Dívidas que podem desaparecer

E tem mais um detalhe: algumas dívidas podem ser automaticamente quitadas. Isso acontece quando, por exemplo, há um financiamento com seguro prestamista. Se esse for o caso, a seguradora assume a responsabilidade pelo pagamento. Mas, claro, vale a pena conferir o contrato e garantir que essa proteção realmente exista.

Benefícios e FGTS: um alívio para os herdeiros

Se por um lado existem as dívidas, por outro, os herdeiros também têm direito a alguns valores deixados pelo falecido, como saldo de salário e FGTS.

Mas, para isso, é necessário reunir alguns documentos, como identidade, carteira de trabalho e declaração de dependentes habilitados.
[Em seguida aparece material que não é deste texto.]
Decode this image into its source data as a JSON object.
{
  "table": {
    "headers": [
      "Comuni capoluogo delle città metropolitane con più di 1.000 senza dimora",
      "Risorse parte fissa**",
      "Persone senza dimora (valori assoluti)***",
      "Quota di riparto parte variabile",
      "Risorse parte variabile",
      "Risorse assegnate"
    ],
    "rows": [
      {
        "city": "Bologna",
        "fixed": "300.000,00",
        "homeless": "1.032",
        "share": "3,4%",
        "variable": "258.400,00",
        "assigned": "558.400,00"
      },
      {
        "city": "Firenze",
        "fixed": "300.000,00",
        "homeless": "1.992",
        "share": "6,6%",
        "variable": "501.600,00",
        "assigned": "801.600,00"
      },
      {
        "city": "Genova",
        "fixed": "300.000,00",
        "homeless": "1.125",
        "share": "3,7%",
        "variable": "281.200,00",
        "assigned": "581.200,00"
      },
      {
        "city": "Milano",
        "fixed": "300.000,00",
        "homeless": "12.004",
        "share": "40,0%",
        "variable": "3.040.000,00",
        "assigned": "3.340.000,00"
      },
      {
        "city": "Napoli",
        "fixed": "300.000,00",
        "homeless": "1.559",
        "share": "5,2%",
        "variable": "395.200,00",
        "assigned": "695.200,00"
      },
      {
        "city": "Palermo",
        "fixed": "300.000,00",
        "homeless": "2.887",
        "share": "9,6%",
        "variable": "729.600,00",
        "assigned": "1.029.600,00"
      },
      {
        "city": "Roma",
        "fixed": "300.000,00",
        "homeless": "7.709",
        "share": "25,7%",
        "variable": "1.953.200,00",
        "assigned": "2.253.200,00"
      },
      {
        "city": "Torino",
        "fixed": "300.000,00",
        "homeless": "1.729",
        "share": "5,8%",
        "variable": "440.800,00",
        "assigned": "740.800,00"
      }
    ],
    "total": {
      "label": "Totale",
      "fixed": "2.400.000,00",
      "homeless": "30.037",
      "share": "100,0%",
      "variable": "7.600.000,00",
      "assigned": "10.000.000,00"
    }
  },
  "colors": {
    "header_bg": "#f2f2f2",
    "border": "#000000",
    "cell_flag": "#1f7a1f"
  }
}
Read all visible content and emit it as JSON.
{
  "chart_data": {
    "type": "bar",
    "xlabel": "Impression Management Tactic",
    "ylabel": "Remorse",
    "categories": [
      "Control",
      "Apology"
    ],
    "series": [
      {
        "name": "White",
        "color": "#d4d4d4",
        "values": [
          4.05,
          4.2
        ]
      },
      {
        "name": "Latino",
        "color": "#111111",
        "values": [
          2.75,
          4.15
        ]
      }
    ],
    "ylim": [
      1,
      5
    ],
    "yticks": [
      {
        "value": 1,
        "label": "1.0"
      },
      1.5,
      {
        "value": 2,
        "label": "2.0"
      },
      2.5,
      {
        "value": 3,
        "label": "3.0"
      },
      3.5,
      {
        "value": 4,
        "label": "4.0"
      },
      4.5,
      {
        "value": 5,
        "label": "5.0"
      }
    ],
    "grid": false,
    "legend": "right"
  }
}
O processo pode parecer burocrático, mas garante que os recursos sejam devidamente repassados.

Mas e agora, como resolver as dívidas?

A verdade é que organizar a herança e as dívidas de um parente falecido pode ser um desafio, mas é um processo que pode ser conduzido de forma mais tranquila com a assessoria de um advogado especializado. Ele ajuda a garantir que tudo seja feito conforme a lei, sem surpresas desagradáveis para os herdeiros.

Então, se você está passando por essa situação, respire fundo e busque informações seguras. E lembre-se: herdar uma dívida não é uma obrigação, mas entender seus direitos é essencial para lidar com essa questão da melhor maneira possível.